You let your kids read WHAT?!?!

I love it when kids read. Nothing makes me happier than when one of my kids picks up a book and goes to that magical place that only literature can take you.
Dragons or wizards, space travel or the southern states. It doesn’t really matter just so long as you get transported there, just you and those pages. It can be for 30 minutes or three hours. It’s just you and those friends you just made.
That said, there was something about the Twilight series that rubbed me the wrong was as soon as it hit the shelves and I couldn’t put my finger on it. I was overjoyed when my son tried to read it and announced “This is stupid” and promptly returned it to the library.
As I heard more people talk about the series I figured I simply had distain for the concept of sparkling vampires and the main female protagonist who “is relatable”. That’s because she is an emo teenager who whines about her life and waits for some guy to fix it for her. She is like every hormonal, emo teenage girl, who ever was, ever will be, ever, ever, ever!
Then I saw ads for the movie and I was thinking “Wow, there is something seriously wrong between this Edward guy and his chick Bella” and I heard people say “Edward is so intense”. Ladies, I’ve had intense and it’s just that. Intense. Nothing long term fun about intense. It stays that way.
I’m not one to find something that angers me and further research why it angers me so I just left it at that. I found more series that I could enjoy with my kids (Harry Potter, The Hunger Games) and I was happy with my mutually shared world. Till I was on Pintrest today. Then I found a picture stating that the relationship between Edward Cullen and Bella Swan meets all fifteen critera for an abusive relationship under the National Domestic Violence Hotline. I was gobsmacked.
While I didn’t doubt it I was off to google anyway because I hadn’t read the books/seen the movies and I found that somebody had been kind enough to do the research for me.

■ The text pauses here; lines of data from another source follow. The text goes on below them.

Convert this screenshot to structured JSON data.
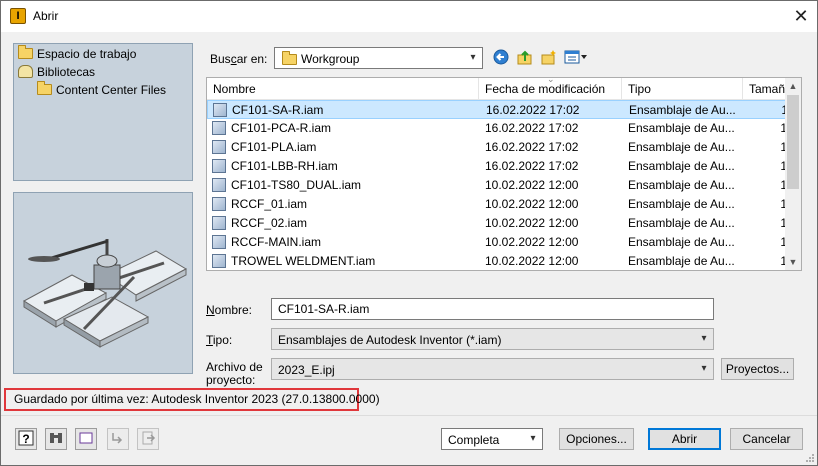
{
  "window": {
    "title": "Abrir",
    "app_icon": "inventor-app-icon",
    "close_glyph": "✕"
  },
  "places": [
    {
      "label": "Espacio de trabajo",
      "icon": "folder-icon"
    },
    {
      "label": "Bibliotecas",
      "icon": "library-icon"
    },
    {
      "label": "Content Center Files",
      "icon": "folder-icon"
    }
  ],
  "lookin": {
    "label_pre": "Bus",
    "label_underline": "c",
    "label_post": "ar en:",
    "value": "Workgroup",
    "tools": [
      "back-icon",
      "up-folder-icon",
      "new-folder-icon",
      "view-menu-icon"
    ]
  },
  "columns": [
    "Nombre",
    "Fecha de modificación",
    "Tipo",
    "Tamaño"
  ],
  "files": [
    {
      "name": "CF101-SA-R.iam",
      "date": "16.02.2022 17:02",
      "type": "Ensamblaje de Au...",
      "size": "1",
      "selected": true
    },
    {
      "name": "CF101-PCA-R.iam",
      "date": "16.02.2022 17:02",
      "type": "Ensamblaje de Au...",
      "size": "1"
    },
    {
      "name": "CF101-PLA.iam",
      "date": "16.02.2022 17:02",
      "type": "Ensamblaje de Au...",
      "size": "1"
    },
    {
      "name": "CF101-LBB-RH.iam",
      "date": "16.02.2022 17:02",
      "type": "Ensamblaje de Au...",
      "size": "1"
    },
    {
      "name": "CF101-TS80_DUAL.iam",
      "date": "10.02.2022 12:00",
      "type": "Ensamblaje de Au...",
      "size": "1"
    },
    {
      "name": "RCCF_01.iam",
      "date": "10.02.2022 12:00",
      "type": "Ensamblaje de Au...",
      "size": "1"
    },
    {
      "name": "RCCF_02.iam",
      "date": "10.02.2022 12:00",
      "type": "Ensamblaje de Au...",
      "size": "1"
    },
    {
      "name": "RCCF-MAIN.iam",
      "date": "10.02.2022 12:00",
      "type": "Ensamblaje de Au...",
      "size": "1"
    },
    {
      "name": "TROWEL WELDMENT.iam",
      "date": "10.02.2022 12:00",
      "type": "Ensamblaje de Au...",
      "size": "1"
    }
  ],
  "filename": {
    "label_pre": "",
    "label_underline": "N",
    "label_post": "ombre:",
    "value": "CF101-SA-R.iam"
  },
  "filetype": {
    "label_pre": "",
    "label_underline": "T",
    "label_post": "ipo:",
    "value": "Ensamblajes de Autodesk Inventor (*.iam)"
  },
  "project": {
    "label_line1": "Archivo de",
    "label_line2": "proyecto:",
    "value": "2023_E.ipj",
    "button": "Proyectos..."
  },
  "saved_info": "Guardado por última vez: Autodesk Inventor 2023 (27.0.13800.0000)",
  "footer": {
    "tool_buttons": [
      "help-icon",
      "find-icon",
      "preview-icon",
      "options-arrow-icon",
      "import-icon"
    ],
    "mode": "Completa",
    "options_button": "Opciones...",
    "open_button": "Abrir",
    "cancel_button": "Cancelar"
  },
  "colors": {
    "accent": "#0078d7",
    "selection": "#cce8ff",
    "highlight_box": "#e0373b",
    "panel": "#c7d2dc"
  }
}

Kar3ning had gone to see New Moon and had noticed similarities between the relationship and the list. She compiled a list and posted it to her livejournal. It went viral and I found it today. Holy shitballs Batman (also: a better catch than Edward Cullan and he’s hella emotionally unavailable)
“According to the National Domestic Violence hotline, these are some signs that you may be in an emotionally or physically abusive relationship.

Does your partner:
* Look at you or act in ways that scare you?
Check.

* Control what you do, who you see or talk to or where you go?
“Stay away from the werewolves. I love you.”

* Make all of the decisions?
Check.

* Act like the abuse is no big deal, it’s your fault, or even deny doing it?
“If I wasn’t so attracted to you, I wouldn’t have to break up with you.”

* Threaten to commit suicide?
“I just can’t live without you. In fact, I’ll run to Italy and try suicide by vampire if anything happens to you.”

* Threaten to kill you?
On their first date.

These are some more signs of an abusive relationship.
Has your partner…
* Tried to isolate you from family or friends.
Bella doesn’t have time for anyone else!

* Damaged property when angry (thrown objects, punched walls, kicked doors, etc.).
Check.

* Pushed, slapped, bitten, kicked or choked you.
Does tossing her through a glass table count?

* Abandoned you in a dangerous or unfamiliar place.
“We’re breaking up. And I’m leaving you in the forest.”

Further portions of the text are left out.